Она вспоминала все виденные ею когда-либо лица, пытаясь найти то, которое показалось бы милым, но, как назло, видела лишь уродство. И воображение, истомившись, рисовало ей образ человека старого, подточенного многими болезнями и скверными привычками, которые всенепременно сказывались на его обличье самым печальным образом: лысого, толстого, кривоногого и беззубого. Лицо его покрывали глубокие оспины, дыхание было тяжелым и смрадным, а глаза слезились, как у того нищего на площади.
И когда Анна, доведя себя до предобморочного состояния, уже готова была пасть на колени перед матушкой, умоляя не отдавать ее этакому чудовищу, служанка, единственная, оставшаяся у них, возвестила о появлении гостя. По тому, с каким подобострастием держалась эта, нагловатая прежде девица, Анна заключила, что гость – именно тот человек, которым заняты были все ее мысли.
Сердце вдруг на миг остановилась, и Анна, бросив взгляд в зеркальце, подумала, что вот бы ей умереть! Прямо сей же час, в ее такой маленькой, такой уютной комнатушке, где прошло ее детство и девичество, которому выпала злая судьба закончиться так скоро и печально.
Однако она одернула себя, сказав мысленно, что покорность родительской воле есть величайшая добродетель. И своим поступком она, Аннушка, губит свою честь, но спасает семью. Разве может она допустить, чтобы любимая матушка жила в нищете? Чтобы сестрица голодала, а брат замерзал холодными здешними зимами?! Чтобы все ее близкие, родные люди страдали сугубо из-за Аннушкиного глупого упрямства и себялюбия?
Нет, конечно!
И Анна, сказав служанке, что она немедля спустится, присела перед зеркалом.
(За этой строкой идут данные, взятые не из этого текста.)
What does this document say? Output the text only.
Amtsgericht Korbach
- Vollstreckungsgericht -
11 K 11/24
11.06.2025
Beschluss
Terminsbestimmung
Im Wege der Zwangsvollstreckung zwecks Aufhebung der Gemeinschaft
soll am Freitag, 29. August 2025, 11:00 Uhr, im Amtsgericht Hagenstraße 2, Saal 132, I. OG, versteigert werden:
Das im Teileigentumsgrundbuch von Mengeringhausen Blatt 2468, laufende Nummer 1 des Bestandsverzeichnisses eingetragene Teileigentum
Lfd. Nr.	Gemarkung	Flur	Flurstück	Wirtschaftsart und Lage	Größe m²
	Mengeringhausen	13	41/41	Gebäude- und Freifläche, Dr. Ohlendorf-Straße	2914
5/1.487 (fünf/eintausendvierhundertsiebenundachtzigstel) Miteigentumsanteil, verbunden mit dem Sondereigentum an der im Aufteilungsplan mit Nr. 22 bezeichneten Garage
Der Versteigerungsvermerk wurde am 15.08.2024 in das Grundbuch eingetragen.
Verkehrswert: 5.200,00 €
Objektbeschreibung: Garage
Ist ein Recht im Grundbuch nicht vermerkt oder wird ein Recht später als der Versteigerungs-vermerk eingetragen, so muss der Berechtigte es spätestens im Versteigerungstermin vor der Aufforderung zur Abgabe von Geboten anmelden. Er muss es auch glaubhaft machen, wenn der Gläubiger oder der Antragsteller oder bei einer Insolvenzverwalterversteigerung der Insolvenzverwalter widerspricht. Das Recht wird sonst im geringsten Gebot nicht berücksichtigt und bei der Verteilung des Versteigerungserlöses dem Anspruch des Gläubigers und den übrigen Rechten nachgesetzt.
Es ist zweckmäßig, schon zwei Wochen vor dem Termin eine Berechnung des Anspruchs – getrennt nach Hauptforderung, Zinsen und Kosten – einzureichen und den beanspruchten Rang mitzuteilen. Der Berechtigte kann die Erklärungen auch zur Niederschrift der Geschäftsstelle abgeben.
Она знала, что хороша – об этом ей говорили не единожды, и порою эта урожденная, свыше дарованная ей красота пробуждала в душе Аннушки тщеславие и гордыню. Она садилась перед зеркалом, подаренным еще ее отцом, в те времена, когда любезный Иоганн имел настроение и деньги на подарки семье, и, разглядывая себя, приговаривала:
– Ах, если бы мне уродиться принцессой…
Конечно, Аннушка и прежде понимала прекрасно, что человеку не дано выбирать, где и кем он появится на свет, что в этом есть высшая воля и желать иного – грешно. Однако детское воображение, распаленное похвалами – а Иоганну нравилось думать, будто обличье дочь взяла от его покойной матушки, известной красавицы, – рисовало Аннушке чудесные картины. В них она была не дочерью виноторговца, но знатной дамой, чье место – во дворце. Аннушка видела балы и приемы, куда как роскошные, не те вечера, что время от времени устраивались матушкой. И себя видела – прекрасную, блистательную и недоступную. Она была милосердной и щедрой, поскольку именно сии добродетели важны не менее, нежели внешняя привлекательность…
Но жизнь все переменила.
И Аннушка, глядя на себя наново, как-то равнодушно подмечала, что лицо ее и вправду миловидно, черты его мягки и приятны взгляду, нос в меру велик, губы пухлы, глаза и вовсе чудесно огромны, ясны и блестят, говоря об Аннушкином отменном здоровье.
Она подмечала фарфоровую белизну кожи, которую вовсе не портил легкий румянец, и пышность волос, мягких, пуховых. И в кои-то веки собственная привлекательность виделась Аннушке не наградой, но наказанием. Но гостя не следовало заставлять ждать. Убедившись, что наряд ее пребывает в порядке и выглядит она именно так, как полагается пристойной девушке из хорошей семьи, Анна спустилась.
Она уже слышала матушкин голос и смех и голос человека, показавшийся ей смутно знакомым и звучавший вовсе не неприятно.
Он не был уродлив.
Не молод – да, но и не стар, скорее уж пребывал он в том возрасте, который принято именовать расцветом сил. Высокий и статный, он впечатлял своею силой и красотой. Аннушка, позабыв о страхе, разглядывала гостя. Он же смотрел на Аннушку.
– Красавица, – сказал он, обращаясь к матушке. – И станет еще краше.
Он поднялся и подошел легкой пружинящей походкой, и Аннушка поняла, что сердечко ее, до того замиравшее от ужаса, колотится безумно.
Франц Лефорт – а кто не слышал об этом человеке, чей ум мог сравниться единственно с его везением? – обошел вокруг девушки. Она заставила себя сохранять неподвижность и смотреть на собственные руки.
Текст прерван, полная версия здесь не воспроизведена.